Pourquoi si tard ? Et pourquoi Jung n’en a pas autorisé la diffusion à un grand nombre de son vivant ? Il décède en 1961. Son œuvre s’achève sur un florilège de psychologie alchimique, notamment son Mysterium conjunctionis (1955-1956) extrêmement riche d’érudition et d’amplifications des images symboliques, difficile à lire sans y consacrer beaucoup de temps ; et, entre autres, sur quelques essais et recueils pénétrants, et beaucoup plus abordables, comme Présent et Avenir (1957) ou Problèmes de l’âme moderne (écrit en 1960).
De nombreuses explications ont déjà été données. Jung craignait-il que la forme baroque de son ouvrage n’alimente à l’encontre de son œuvre la critique déjà sévère d’un milieu scientifique, dont la doxa psychanalytique était le maître étalon ? Le trouvait il trop empreint de subjectivité ?
Pensait-il que le contenu en était trop personnel et que sa publication n’aurait abouti qu’à alimenter la dévotion, (ou au contraire la détestation), dont il était l’objet ? Il dénonce pourtant avec force l’inanité d’une telle dérive dans de nombreux chapitres du Livre, nous mettant en garde contre toute forme d’idolâtrie et d’imitation ?
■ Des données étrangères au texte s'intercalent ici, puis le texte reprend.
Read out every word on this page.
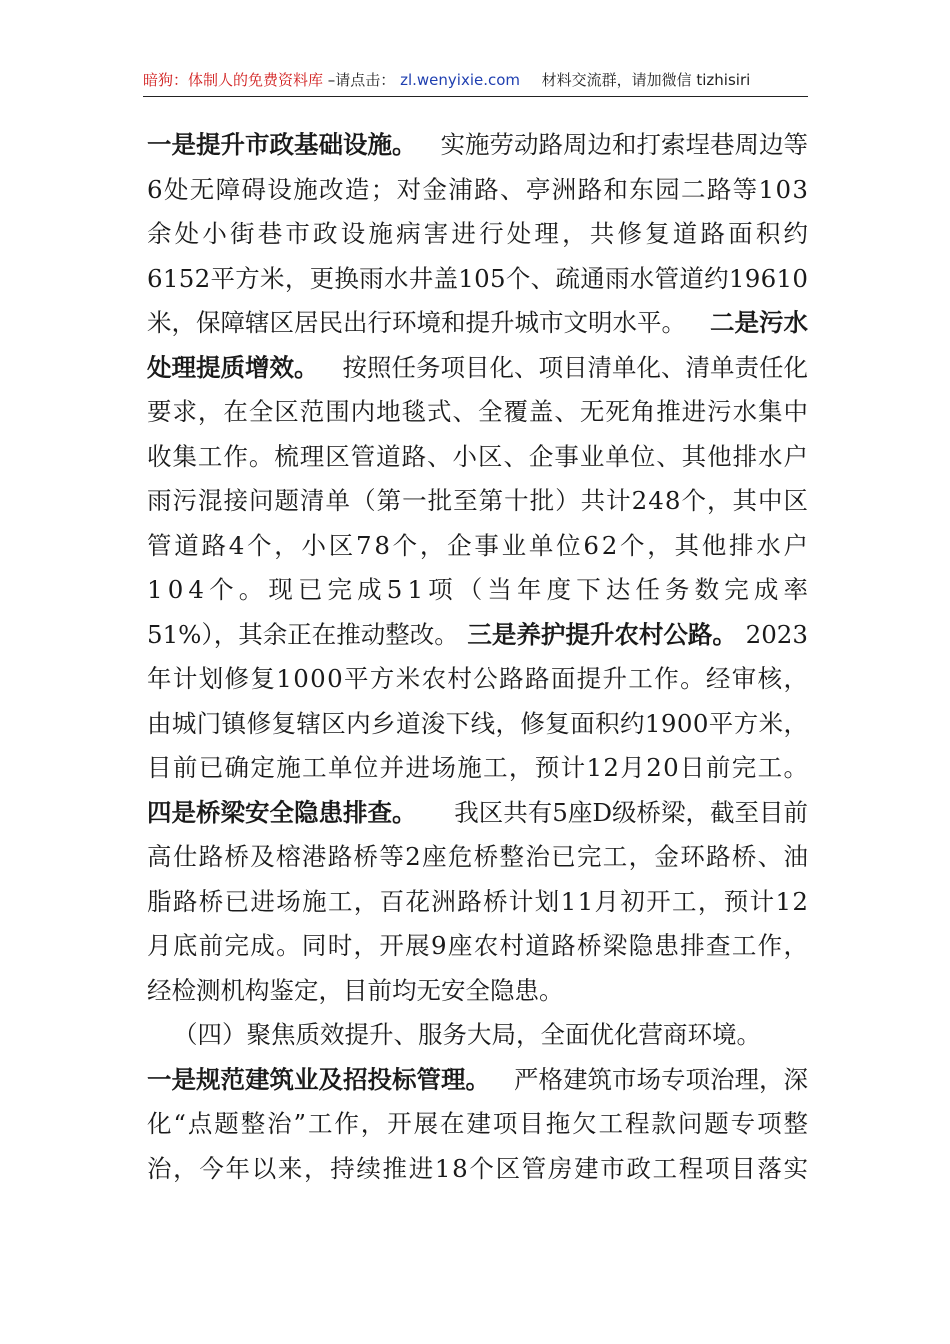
暗狗：体制人的免费资料库 –请点击： zl.wenyixie.com 材料交流群，请加微信 tizhisiri
一是提升市政基础设施。 实施劳动路周边和打索埕巷周边等
6处无障碍设施改造；对金浦路、亭洲路和东园二路等103
余处小街巷市政设施病害进行处理，共修复道路面积约
6152平方米，更换雨水井盖105个、疏通雨水管道约19610
米，保障辖区居民出行环境和提升城市文明水平。 二是污水
处理提质增效。 按照任务项目化、项目清单化、清单责任化
要求，在全区范围内地毯式、全覆盖、无死角推进污水集中
收集工作。梳理区管道路、小区、企事业单位、其他排水户
雨污混接问题清单（第一批至第十批）共计248个，其中区
管道路4个，小区78个，企事业单位62个，其他排水户
104个。现已完成51项（当年度下达任务数完成率
51%），其余正在推动整改。 三是养护提升农村公路。 2023
年计划修复1000平方米农村公路路面提升工作。经审核，
由城门镇修复辖区内乡道浚下线，修复面积约1900平方米，
目前已确定施工单位并进场施工，预计12月20日前完工。
四是桥梁安全隐患排查。 我区共有5座D级桥梁，截至目前
高仕路桥及榕港路桥等2座危桥整治已完工，金环路桥、油
脂路桥已进场施工，百花洲路桥计划11月初开工，预计12
月底前完成。同时，开展9座农村道路桥梁隐患排查工作，
经检测机构鉴定，目前均无安全隐患。
（四）聚焦质效提升、服务大局，全面优化营商环境。
一是规范建筑业及招投标管理。 严格建筑市场专项治理，深
化“点题整治”工作，开展在建项目拖欠工程款问题专项整
治，今年以来，持续推进18个区管房建市政工程项目落实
L’explication pourrait être ailleurs. Ce n’est pas pour rien que le praticien et philosophe de Zurich s’est intéressé aux qualités du temps, élaborant en même temps que son Aïon -Etudes sur la phénoménologie du Soi, publié en 1951 et qui montrait les lentes persistances et modifications de la vie de l’âme au cours de l’histoire, une théorie de la Synchronicité (3). Jung était à sa façon sensible au sens de l’histoire et à la qualité du temps. Il était tout à fait conscient du fait que les actions et de décisions qui n’interviennent pas au moment opportun ne peuvent atteindre leur but.
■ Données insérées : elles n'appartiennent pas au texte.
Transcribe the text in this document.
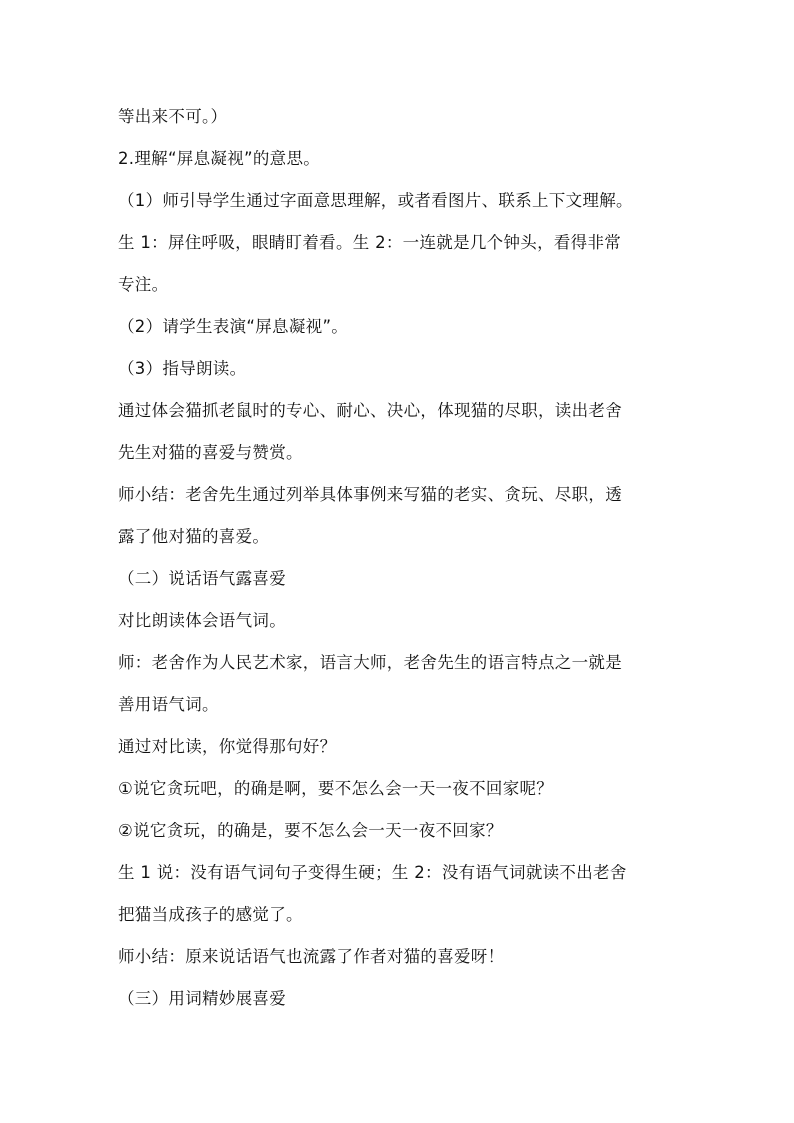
等出来不可。）
2.理解“屏息凝视”的意思。
（1）师引导学生通过字面意思理解，或者看图片、联系上下文理解。
生 1：屏住呼吸，眼睛盯着看。生 2：一连就是几个钟头，看得非常
专注。
（2）请学生表演“屏息凝视”。
（3）指导朗读。
通过体会猫抓老鼠时的专心、耐心、决心，体现猫的尽职，读出老舍
先生对猫的喜爱与赞赏。
师小结：老舍先生通过列举具体事例来写猫的老实、贪玩、尽职，透
露了他对猫的喜爱。
（二）说话语气露喜爱
对比朗读体会语气词。
师：老舍作为人民艺术家，语言大师，老舍先生的语言特点之一就是
善用语气词。
通过对比读，你觉得那句好？
①说它贪玩吧，的确是啊，要不怎么会一天一夜不回家呢？
②说它贪玩，的确是，要不怎么会一天一夜不回家？
生 1 说：没有语气词句子变得生硬；生 2：没有语气词就读不出老舍
把猫当成孩子的感觉了。
师小结：原来说话语气也流露了作者对猫的喜爱呀！
（三）用词精妙展喜爱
Peut-être avait-il procédé à un ou plusieurs tirages du Yi King avant de réserver un sort à son opus et de l’enfermer pendant quelques années dans ses réserves pour le temps « à-venir » ?
On peut rationaliser tout ça aujourd’hui et se dire qu’il fallait d’abord affiner la psychanalyse puis commencer à ingérer la psychologie analytique, dite aussi complexe. Le travail qui conjugue l’absorption des deux corpus reste d’ailleurs largement inachevé pour de nombreux représentants
du milieu « psy ». Il importait aussi de commencer à percevoir tant les vertus que les limites de ce qui avait été déjà proposé par Freud pour oser se situer dans une alliance plus forte et très lucide avec l’inconscient, en considérant que ce que recouvre ce terme est plus vaste que ce qu’on en avait dit jusque-là.
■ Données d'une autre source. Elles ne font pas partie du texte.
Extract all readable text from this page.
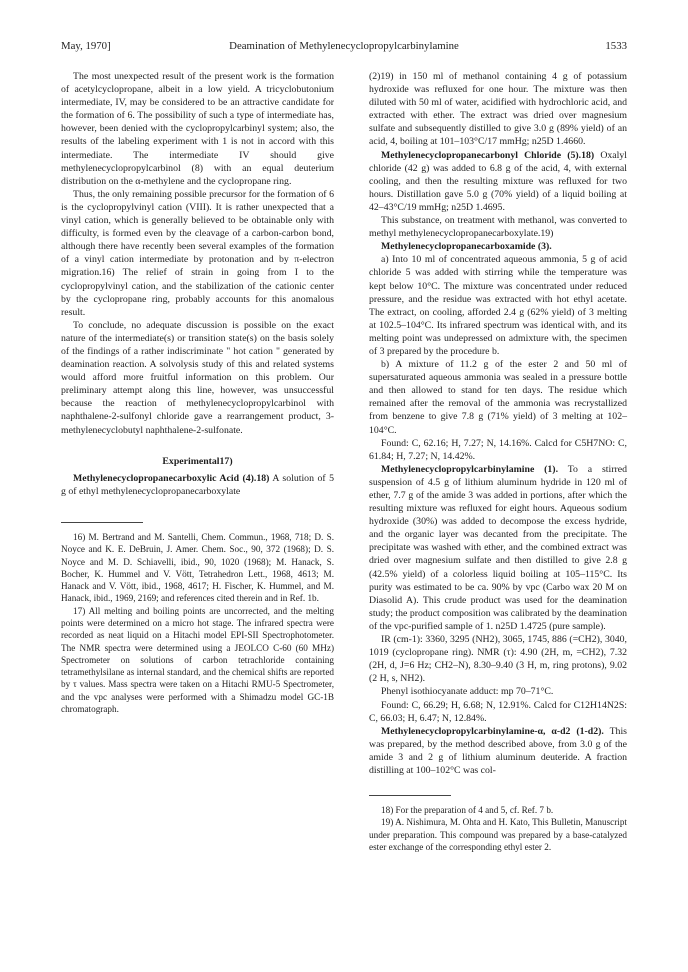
May, 1970]	Deamination of Methylenecyclopropylcarbinylamine	1533

The most unexpected result of the present work is the formation of acetylcyclopropane, albeit in a low yield. A tricyclobutonium intermediate, IV, may be considered to be an attractive candidate for the formation of 6. The possibility of such a type of intermediate has, however, been denied with the cyclopropylcarbinyl system; also, the results of the labeling experiment with 1 is not in accord with this intermediate. The intermediate IV should give methylenecyclopropylcarbinol (8) with an equal deuterium distribution on the α-methylene and the cyclopropane ring.

Thus, the only remaining possible precursor for the formation of 6 is the cyclopropylvinyl cation (VIII). It is rather unexpected that a vinyl cation, which is generally believed to be obtainable only with difficulty, is formed even by the cleavage of a carbon-carbon bond, although there have recently been several examples of the formation of a vinyl cation intermediate by protonation and by π-electron migration.16) The relief of strain in going from I to the cyclopropylvinyl cation, and the stabilization of the cationic center by the cyclopropane ring, probably accounts for this anomalous result.

To conclude, no adequate discussion is possible on the exact nature of the intermediate(s) or transition state(s) on the basis solely of the findings of a rather indiscriminate " hot cation " generated by deamination reaction. A solvolysis study of this and related systems would afford more fruitful information on this problem. Our preliminary attempt along this line, however, was unsuccessful because the reaction of methylenecyclopropylcarbinol with naphthalene-2-sulfonyl chloride gave a rearrangement product, 3-methylenecyclobutyl naphthalene-2-sulfonate.

Experimental17)

Methylenecyclopropanecarboxylic Acid (4).18) A solution of 5 g of ethyl methylenecyclopropanecarboxylate

16) M. Bertrand and M. Santelli, Chem. Commun., 1968, 718; D. S. Noyce and K. E. DeBruin, J. Amer. Chem. Soc., 90, 372 (1968); D. S. Noyce and M. D. Schiavelli, ibid., 90, 1020 (1968); M. Hanack, S. Bocher, K. Hummel and V. Vött, Tetrahedron Lett., 1968, 4613; M. Hanack and V. Vött, ibid., 1968, 4617; H. Fischer, K. Hummel, and M. Hanack, ibid., 1969, 2169; and references cited therein and in Ref. 1b.

17) All melting and boiling points are uncorrected, and the melting points were determined on a micro hot stage. The infrared spectra were recorded as neat liquid on a Hitachi model EPI-SII Spectrophotometer. The NMR spectra were determined using a JEOLCO C-60 (60 MHz) Spectrometer on solutions of carbon tetrachloride containing tetramethylsilane as internal standard, and the chemical shifts are reported by τ values. Mass spectra were taken on a Hitachi RMU-5 Spectrometer, and the vpc analyses were performed with a Shimadzu model GC-1B chromatograph.

(2)19) in 150 ml of methanol containing 4 g of potassium hydroxide was refluxed for one hour. The mixture was then diluted with 50 ml of water, acidified with hydrochloric acid, and extracted with ether. The extract was dried over magnesium sulfate and subsequently distilled to give 3.0 g (89% yield) of an acid, 4, boiling at 101–103°C/17 mmHg; n25D 1.4660.

Methylenecyclopropanecarbonyl Chloride (5).18) Oxalyl chloride (42 g) was added to 6.8 g of the acid, 4, with external cooling, and then the resulting mixture was refluxed for two hours. Distillation gave 5.0 g (70% yield) of a liquid boiling at 42–43°C/19 mmHg; n25D 1.4695.

This substance, on treatment with methanol, was converted to methyl methylenecyclopropanecarboxylate.19)

Methylenecyclopropanecarboxamide (3).

a) Into 10 ml of concentrated aqueous ammonia, 5 g of acid chloride 5 was added with stirring while the temperature was kept below 10°C. The mixture was concentrated under reduced pressure, and the residue was extracted with hot ethyl acetate. The extract, on cooling, afforded 2.4 g (62% yield) of 3 melting at 102.5–104°C. Its infrared spectrum was identical with, and its melting point was undepressed on admixture with, the specimen of 3 prepared by the procedure b.

b) A mixture of 11.2 g of the ester 2 and 50 ml of supersaturated aqueous ammonia was sealed in a pressure bottle and then allowed to stand for ten days. The residue which remained after the removal of the ammonia was recrystallized from benzene to give 7.8 g (71% yield) of 3 melting at 102–104°C.

Found: C, 62.16; H, 7.27; N, 14.16%. Calcd for C5H7NO: C, 61.84; H, 7.27; N, 14.42%.

Methylenecyclopropylcarbinylamine (1). To a stirred suspension of 4.5 g of lithium aluminum hydride in 120 ml of ether, 7.7 g of the amide 3 was added in portions, after which the resulting mixture was refluxed for eight hours. Aqueous sodium hydroxide (30%) was added to decompose the excess hydride, and the organic layer was decanted from the precipitate. The precipitate was washed with ether, and the combined extract was dried over magnesium sulfate and then distilled to give 2.8 g (42.5% yield) of a colorless liquid boiling at 105–115°C. Its purity was estimated to be ca. 90% by vpc (Carbo wax 20 M on Diasolid A). This crude product was used for the deamination study; the product composition was calibrated by the deamination of the vpc-purified sample of 1. n25D 1.4725 (pure sample).

IR (cm-1): 3360, 3295 (NH2), 3065, 1745, 886 (=CH2), 3040, 1019 (cyclopropane ring). NMR (τ): 4.90 (2H, m, =CH2), 7.32 (2H, d, J=6 Hz; CH2–N), 8.30–9.40 (3 H, m, ring protons), 9.02 (2 H, s, NH2).

Phenyl isothiocyanate adduct: mp 70–71°C.

Found: C, 66.29; H, 6.68; N, 12.91%. Calcd for C12H14N2S: C, 66.03; H, 6.47; N, 12.84%.

Methylenecyclopropylcarbinylamine-α, α-d2 (1-d2). This was prepared, by the method described above, from 3.0 g of the amide 3 and 2 g of lithium aluminum deuteride. A fraction distilling at 100–102°C was col-

18) For the preparation of 4 and 5, cf. Ref. 7 b.

19) A. Nishimura, M. Ohta and H. Kato, This Bulletin, Manuscript under preparation. This compound was prepared by a base-catalyzed ester exchange of the corresponding ethyl ester 2.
Or le Livre Rouge c’est précisément cela : l’histoire d’une nouvelle alliance (d’abord contrainte et prudente, avant d’être tout à fait saisissante et illuminante). Freud en son temps avait promis à Jung le destin de Josué, successeur de Moïse auquel lui-même s’identifiait pour les besoins de la cause. Il serait cependant plus exact d’affliger Jung de la gloire blessée de Jacob, luttant avec l’Ange au gué de Jabbok (Genèse 32 23 32) et y affrontant les puissances de l’Eternel. Une telle blessure s’est traduite ensuite par un extraordinaire élargissement de la conscience, et par une libération de son énergie vitale créative.
Nous sommes au vingt et unième siècle, et le Livre rouge a été porté à la connaissance d’un plus large public. Jung se défend, dès l’abord de cet ouvrage, de faire œuvre scientifique et de rechercher une quelconque gloire en partageant son expérience singulière. Et il ne livre le fruit de ses méditations qu’à à bien peu initialement. Conçu en temps de crise son livre-témoignage traduit la quête de sens d’un homme bouleversé dans sa vie personnelle et de surcroit affecté par un contexte sacrificiel effroyable : la grande guerre (14-18) et le suicide de l’Europe occidentale.
On ne pourrait que s’inquiéter de sa parution, à l’heure où le catastrophisme et la collapsologie ne sont plus seulement le prurit des sectes illuminées et des Savonarole(4) modernes mais le discours de certains de ceux, scientifiques et décideurs, dont l’exigence de rationalité est (ou devrait être) beaucoup plus haute.(5) Si le moment de la publication de l’expérience de Jung correspond à un sens, ce à quoi sa lecture et sa méditation nous engagent est autre chose qu’un passe-temps érudit et une nouvelle acquisition de connaissances sur les fondements ou la genèse de la psychologie analytique.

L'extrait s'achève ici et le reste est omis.